Black bean burgers.
Yu-ummmmm. I was so craving one. On account of my sister Mess Cat talking about making her own a few weeks back, I made up a recipe and cooked some last week. And they were some kind of good.
And I wanted more.
I went to the pantry in search of black beans. Are you kidding me? I ate them all already?
Well shoot.
This is what I get for not keeping a running grocery list like my Mama did.
All I could find were pinto beans.
I shrugged. Well, when that’s what you have…..

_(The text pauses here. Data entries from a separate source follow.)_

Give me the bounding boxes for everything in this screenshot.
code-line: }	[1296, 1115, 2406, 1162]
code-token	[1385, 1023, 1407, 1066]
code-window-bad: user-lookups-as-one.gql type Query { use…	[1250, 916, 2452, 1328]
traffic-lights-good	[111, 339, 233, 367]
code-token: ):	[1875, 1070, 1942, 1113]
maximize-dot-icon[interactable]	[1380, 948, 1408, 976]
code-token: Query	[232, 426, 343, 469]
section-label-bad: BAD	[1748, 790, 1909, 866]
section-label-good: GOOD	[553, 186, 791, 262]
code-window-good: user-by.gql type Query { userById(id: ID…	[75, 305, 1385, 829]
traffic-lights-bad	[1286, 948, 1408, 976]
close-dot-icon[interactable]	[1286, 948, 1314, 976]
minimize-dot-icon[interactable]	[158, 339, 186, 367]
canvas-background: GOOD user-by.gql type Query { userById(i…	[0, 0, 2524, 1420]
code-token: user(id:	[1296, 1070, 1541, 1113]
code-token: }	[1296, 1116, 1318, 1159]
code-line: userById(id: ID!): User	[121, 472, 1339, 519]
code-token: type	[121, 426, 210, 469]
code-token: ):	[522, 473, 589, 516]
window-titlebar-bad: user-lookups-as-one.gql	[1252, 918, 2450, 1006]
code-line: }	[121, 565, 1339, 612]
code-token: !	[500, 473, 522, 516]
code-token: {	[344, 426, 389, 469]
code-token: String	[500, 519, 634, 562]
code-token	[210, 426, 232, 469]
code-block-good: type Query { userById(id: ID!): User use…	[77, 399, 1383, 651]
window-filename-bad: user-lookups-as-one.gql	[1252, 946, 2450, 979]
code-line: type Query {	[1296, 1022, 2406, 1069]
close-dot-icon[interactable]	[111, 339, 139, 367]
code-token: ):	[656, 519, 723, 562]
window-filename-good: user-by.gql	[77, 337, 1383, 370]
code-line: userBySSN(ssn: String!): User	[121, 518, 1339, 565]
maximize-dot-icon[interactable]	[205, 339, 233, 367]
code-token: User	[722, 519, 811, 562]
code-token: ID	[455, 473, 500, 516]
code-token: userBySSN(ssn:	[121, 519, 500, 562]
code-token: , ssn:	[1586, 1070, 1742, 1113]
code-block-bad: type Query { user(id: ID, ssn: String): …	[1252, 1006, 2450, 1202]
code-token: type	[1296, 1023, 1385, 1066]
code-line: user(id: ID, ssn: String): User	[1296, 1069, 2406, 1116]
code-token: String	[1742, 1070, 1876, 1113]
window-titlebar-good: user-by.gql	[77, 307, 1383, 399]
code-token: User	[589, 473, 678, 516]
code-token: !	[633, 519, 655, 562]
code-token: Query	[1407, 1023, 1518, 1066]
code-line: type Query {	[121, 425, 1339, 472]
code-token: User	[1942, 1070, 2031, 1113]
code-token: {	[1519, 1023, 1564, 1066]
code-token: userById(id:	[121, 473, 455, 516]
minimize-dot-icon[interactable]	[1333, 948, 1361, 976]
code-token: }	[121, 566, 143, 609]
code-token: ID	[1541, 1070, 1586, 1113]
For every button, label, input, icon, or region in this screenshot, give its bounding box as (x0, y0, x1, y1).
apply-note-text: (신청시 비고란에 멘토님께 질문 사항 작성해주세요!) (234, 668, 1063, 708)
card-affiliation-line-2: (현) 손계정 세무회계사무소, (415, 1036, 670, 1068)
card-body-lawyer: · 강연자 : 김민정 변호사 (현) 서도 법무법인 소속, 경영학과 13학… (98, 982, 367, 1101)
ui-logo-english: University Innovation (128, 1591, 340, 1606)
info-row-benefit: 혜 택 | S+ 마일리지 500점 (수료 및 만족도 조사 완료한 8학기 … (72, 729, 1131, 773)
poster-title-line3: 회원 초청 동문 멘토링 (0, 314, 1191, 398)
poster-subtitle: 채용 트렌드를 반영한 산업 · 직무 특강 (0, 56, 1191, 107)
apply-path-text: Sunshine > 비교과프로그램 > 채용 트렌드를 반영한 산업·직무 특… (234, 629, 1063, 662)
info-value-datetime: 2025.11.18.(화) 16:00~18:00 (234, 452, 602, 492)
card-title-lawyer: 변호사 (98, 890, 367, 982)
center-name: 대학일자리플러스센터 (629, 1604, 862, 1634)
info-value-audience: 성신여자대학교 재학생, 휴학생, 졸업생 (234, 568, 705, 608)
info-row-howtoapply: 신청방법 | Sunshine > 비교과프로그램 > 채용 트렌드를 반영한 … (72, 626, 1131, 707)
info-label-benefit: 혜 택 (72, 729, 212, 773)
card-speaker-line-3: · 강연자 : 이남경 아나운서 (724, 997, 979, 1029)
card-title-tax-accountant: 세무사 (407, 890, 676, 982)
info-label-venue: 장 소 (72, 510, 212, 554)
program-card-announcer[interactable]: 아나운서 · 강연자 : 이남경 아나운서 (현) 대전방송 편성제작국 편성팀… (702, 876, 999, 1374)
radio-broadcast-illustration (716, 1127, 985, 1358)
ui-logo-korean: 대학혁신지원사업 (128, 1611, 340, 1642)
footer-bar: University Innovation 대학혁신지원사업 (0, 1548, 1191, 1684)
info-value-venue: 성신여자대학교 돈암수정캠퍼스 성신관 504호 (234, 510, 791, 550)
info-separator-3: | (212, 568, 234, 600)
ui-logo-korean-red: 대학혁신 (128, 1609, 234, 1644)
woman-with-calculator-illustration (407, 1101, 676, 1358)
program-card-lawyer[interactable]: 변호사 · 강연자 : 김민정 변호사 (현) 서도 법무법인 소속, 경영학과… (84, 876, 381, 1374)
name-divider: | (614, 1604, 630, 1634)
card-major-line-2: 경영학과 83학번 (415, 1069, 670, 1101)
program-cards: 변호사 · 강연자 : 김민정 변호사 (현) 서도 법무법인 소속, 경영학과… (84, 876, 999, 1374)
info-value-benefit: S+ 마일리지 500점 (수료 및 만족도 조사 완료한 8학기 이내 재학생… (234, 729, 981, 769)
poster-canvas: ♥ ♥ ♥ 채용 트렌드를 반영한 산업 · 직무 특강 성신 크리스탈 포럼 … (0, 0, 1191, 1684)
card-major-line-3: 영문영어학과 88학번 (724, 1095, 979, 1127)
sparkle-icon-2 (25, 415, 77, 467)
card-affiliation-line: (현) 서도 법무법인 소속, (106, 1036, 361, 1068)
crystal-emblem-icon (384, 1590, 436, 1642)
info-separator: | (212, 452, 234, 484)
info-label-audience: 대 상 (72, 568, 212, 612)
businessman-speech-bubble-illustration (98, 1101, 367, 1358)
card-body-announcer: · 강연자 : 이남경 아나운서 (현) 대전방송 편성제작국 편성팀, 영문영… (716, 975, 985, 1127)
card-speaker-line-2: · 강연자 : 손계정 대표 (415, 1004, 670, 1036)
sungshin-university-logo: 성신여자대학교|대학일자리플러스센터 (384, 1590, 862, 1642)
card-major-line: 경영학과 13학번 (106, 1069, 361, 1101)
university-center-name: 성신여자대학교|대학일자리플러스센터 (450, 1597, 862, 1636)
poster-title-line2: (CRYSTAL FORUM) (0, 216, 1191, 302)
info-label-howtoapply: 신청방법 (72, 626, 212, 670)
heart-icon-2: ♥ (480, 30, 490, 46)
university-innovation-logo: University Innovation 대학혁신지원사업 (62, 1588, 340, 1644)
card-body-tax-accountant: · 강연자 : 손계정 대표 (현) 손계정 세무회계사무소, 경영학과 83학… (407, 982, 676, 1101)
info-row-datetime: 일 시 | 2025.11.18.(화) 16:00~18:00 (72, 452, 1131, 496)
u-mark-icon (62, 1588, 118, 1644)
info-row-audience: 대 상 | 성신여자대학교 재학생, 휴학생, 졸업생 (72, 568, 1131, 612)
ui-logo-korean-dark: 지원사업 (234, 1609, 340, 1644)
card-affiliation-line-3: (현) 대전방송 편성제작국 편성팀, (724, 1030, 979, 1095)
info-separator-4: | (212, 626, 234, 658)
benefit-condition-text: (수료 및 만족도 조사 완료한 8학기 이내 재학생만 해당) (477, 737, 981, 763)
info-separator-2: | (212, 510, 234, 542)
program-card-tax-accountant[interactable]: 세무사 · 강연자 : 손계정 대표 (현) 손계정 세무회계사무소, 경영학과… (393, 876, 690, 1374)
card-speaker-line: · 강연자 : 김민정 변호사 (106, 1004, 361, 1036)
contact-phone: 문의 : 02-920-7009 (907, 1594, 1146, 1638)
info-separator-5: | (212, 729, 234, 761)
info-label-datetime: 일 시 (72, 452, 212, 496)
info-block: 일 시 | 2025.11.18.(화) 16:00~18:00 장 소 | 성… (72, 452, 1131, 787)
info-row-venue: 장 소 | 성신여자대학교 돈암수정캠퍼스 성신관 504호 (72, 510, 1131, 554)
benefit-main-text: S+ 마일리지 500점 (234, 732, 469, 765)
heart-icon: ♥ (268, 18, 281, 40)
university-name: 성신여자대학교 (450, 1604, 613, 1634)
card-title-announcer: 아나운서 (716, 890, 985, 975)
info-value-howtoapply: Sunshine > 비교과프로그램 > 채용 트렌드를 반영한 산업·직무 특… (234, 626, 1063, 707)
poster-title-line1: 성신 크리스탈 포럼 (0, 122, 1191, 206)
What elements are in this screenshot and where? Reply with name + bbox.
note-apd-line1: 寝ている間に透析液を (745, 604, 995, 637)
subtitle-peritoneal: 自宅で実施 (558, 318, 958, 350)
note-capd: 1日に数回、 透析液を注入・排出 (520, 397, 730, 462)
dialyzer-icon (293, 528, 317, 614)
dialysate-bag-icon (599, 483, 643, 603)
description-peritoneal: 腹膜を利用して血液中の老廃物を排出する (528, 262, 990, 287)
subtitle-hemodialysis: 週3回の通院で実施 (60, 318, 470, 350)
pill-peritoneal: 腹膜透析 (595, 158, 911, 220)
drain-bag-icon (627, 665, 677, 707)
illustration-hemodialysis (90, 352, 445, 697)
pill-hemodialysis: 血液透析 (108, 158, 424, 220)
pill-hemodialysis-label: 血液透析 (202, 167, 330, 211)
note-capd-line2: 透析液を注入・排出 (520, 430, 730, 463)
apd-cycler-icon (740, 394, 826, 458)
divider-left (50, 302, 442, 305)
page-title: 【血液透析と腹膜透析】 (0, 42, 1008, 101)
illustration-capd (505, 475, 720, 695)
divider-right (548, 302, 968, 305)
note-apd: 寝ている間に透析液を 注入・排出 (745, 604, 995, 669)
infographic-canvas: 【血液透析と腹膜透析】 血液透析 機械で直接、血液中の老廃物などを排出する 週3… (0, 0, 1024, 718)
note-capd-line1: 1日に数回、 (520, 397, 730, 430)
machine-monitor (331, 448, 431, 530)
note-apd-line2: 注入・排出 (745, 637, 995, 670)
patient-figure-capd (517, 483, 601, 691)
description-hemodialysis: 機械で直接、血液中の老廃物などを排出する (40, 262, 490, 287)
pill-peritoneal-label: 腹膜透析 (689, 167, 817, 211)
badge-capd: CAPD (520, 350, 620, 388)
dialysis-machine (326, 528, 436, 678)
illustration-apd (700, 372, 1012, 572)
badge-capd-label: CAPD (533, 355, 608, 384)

As I was mixing them up, I thought about something Mama said all those years.
They weren’t black bean burgers, but we’d “make do.”

And I laughed.
Maybe that’s why Mama said she was flexible. She had a lifetime of “making do.” In the first year she and Daddy moved to Peach County when I was quite small, they didn’t have a stove.
Just think about that. No stove. No microwave. She had a little electric hot plate that she used to cook on. A whole summer of this. And then they got their first stove. She was happy about her new stove, but she’d gotten by–because she made do.
When one of vehicles went kaput and they couldn’t get another one right away, I remember Mama driving Daddy to work so she could pick us up from school later. They made do.
She sewed a lot of our clothes in the early years, and she made do with what fabric she could get.
When it came time to make something and she didn’t have a certain ingredient, she would figure it out and make do.
Sounds like she was into sacrificing, doesn’t it?
But she wasn’t. She was so joyful most of the time. Not Pollyanna exactly, but probably a first cousin. She could find joy in the simplest or smallest of things. She did it with grace and a thankful heart.  On Mama “making do” looked like appreciation and ingenuity.  And her example of making do is a gift that I’m just now really growing to appreciate.
Because of her, I don’t take things sitting down. If I have it in my head to do something, and I don’t have exactly what I need, I can come up with another way to make it happen and “make do.” I think “making do” might be the mother of creativity. Making do has created some pretty awesome school projects and costumes over the years. Don’t have something? Okay, let’s take what we have and make it work.
Tonight I’m thankful for a Mama who taught me the gift of making do. I think it’s close relations to “appreciating what you have.” A few of the thrifty folks out there have a tagline–“shop at home first.” Mama was all about that way before it became the “thing” to do. Making do was all about being frugal, a good steward, and being responsible.
Making do–it’s not a sacrifice, it’s a beautiful way of life.

And by the way, the pinto bean burgers more than “made do.” They were delicious.
Love and just enough to make do to all.